As it turns out, I wouldn't need a splitter. I have my soundbar connected to my TV via an HDMI (ARC) connection, so the optical output from my TV currently isn't being used for anything. I would need a converter, and then connect a headphone junction box via RCA cables. I don't know if the sub out of the soundbar is a mono, or a stereo out, but I believe the sub I want to use (an HSU 15", I forgot the model number) accepts either both a left and right RCA input, or it will work just using the left channel input. I've gone the whole surround sound route before and I want to avoid having to go back using multiple surround speakers, running speaker wire all over the living room, and having to use an A/V receiver. I like the simplicity of just having a soundbar and a separate powered sub. I do think using headphones, while not able to accurately reproduce surround sound processing, should still provide a much better listening experience than just using the soundbar, and I wouldn't have speakers and wires all over the place...

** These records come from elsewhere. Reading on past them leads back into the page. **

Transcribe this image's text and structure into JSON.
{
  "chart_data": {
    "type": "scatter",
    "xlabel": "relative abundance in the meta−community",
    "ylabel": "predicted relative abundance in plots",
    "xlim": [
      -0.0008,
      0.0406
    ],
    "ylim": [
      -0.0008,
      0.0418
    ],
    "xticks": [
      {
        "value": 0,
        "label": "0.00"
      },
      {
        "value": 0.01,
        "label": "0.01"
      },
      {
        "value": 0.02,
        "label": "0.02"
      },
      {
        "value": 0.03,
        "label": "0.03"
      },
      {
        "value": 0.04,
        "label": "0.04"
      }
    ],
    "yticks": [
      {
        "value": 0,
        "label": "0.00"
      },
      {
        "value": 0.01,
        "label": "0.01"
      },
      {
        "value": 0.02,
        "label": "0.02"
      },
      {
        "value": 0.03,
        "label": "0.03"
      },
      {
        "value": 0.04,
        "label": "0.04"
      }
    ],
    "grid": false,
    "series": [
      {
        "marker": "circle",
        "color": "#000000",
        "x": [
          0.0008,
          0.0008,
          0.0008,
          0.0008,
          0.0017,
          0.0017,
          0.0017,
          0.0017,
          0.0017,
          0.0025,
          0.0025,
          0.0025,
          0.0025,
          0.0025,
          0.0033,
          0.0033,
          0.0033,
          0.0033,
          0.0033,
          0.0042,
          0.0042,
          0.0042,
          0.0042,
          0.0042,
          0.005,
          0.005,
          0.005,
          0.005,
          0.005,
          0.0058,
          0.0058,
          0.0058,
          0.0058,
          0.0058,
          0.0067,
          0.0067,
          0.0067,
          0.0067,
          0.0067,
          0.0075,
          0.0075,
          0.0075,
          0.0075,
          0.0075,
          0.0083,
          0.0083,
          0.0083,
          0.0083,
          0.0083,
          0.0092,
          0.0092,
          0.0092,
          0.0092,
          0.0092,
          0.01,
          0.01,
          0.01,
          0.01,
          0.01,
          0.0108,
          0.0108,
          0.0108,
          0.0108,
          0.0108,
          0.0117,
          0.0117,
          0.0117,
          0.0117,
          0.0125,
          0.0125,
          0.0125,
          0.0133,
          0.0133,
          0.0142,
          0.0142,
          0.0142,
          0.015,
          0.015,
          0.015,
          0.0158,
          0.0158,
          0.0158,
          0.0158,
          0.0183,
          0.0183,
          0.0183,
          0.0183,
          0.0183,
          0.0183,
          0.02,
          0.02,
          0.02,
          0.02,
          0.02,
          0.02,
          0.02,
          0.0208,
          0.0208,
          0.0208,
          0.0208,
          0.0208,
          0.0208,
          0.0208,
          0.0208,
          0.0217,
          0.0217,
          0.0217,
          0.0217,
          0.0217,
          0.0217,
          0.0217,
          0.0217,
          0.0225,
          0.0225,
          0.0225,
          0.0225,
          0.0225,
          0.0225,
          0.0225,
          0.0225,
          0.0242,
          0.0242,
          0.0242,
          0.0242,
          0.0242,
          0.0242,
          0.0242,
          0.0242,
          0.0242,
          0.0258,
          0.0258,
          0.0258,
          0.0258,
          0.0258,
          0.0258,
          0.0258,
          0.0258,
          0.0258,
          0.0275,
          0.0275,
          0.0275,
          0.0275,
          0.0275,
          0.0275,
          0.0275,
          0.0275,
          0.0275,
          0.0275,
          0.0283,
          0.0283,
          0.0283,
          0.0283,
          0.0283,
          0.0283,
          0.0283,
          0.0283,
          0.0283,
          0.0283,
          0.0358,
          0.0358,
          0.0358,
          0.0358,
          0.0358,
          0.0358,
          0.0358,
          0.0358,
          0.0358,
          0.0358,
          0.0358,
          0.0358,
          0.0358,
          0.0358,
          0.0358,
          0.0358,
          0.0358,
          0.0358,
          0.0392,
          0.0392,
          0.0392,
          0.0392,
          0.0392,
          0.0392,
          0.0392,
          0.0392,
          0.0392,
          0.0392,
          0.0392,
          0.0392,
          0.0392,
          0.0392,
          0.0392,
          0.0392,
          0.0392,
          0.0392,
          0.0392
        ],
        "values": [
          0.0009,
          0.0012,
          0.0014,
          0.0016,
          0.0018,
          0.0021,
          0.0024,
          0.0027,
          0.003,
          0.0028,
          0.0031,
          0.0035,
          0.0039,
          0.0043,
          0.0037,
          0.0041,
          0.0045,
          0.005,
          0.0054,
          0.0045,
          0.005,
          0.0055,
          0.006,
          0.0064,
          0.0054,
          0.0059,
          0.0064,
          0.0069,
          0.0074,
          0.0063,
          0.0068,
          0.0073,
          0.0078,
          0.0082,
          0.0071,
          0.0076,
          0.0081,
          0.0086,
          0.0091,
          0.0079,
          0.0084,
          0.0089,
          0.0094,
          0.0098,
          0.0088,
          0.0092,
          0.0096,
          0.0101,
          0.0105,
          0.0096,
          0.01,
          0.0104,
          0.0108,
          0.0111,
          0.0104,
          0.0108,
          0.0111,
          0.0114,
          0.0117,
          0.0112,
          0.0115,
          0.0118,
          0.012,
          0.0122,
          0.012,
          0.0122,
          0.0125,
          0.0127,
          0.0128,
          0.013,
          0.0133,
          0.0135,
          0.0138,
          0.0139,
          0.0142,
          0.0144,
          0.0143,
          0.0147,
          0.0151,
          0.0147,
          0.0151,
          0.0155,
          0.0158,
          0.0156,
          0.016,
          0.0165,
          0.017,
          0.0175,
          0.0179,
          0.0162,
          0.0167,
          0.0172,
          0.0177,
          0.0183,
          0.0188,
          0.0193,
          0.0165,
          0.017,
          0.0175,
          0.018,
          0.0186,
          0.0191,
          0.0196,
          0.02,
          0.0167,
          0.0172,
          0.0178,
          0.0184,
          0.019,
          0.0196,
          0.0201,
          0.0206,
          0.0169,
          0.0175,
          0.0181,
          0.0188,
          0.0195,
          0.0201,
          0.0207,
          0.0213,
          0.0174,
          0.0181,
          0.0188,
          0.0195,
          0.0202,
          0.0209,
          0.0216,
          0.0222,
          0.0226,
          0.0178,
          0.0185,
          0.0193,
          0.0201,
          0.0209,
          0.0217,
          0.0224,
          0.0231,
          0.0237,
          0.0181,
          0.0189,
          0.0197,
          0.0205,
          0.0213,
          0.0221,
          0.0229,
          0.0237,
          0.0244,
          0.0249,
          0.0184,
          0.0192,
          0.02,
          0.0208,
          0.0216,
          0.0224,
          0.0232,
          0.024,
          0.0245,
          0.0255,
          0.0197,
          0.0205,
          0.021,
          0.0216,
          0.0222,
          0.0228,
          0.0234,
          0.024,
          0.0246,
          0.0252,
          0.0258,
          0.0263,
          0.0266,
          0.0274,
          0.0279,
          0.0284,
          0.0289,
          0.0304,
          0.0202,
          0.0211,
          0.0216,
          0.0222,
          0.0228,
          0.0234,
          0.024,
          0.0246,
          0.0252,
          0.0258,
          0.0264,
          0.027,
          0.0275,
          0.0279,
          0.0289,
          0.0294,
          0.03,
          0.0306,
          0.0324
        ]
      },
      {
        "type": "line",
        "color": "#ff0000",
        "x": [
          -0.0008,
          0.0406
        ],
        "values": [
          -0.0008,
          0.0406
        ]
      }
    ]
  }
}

I personally love surround sound as I grew up poorer as a kid/teenager in the 90s and early 2000s when it was more popular, and all my more wealthy friends' families had surround sound setups with a plasma TV while we had a little 19" CRT until about 2009. So once I started making some amount more money I ended up going kind of nuts buying audio equipment because I really wanted it back then.
 
I personally love surround sound as I grew up poorer as a kid/teenager in the 90s and early 2000s when it was more popular, and all my more wealthy friends' families had surround sound setups with a plasma TV while we had a little 19" CRT until about 2009. So once I started making some amount more money I ended up going kind of nuts buying audio equipment because I really wanted it back then.
I loved it too, but absolutely hated all of the speakers that are required, and all of the associated speaker wires.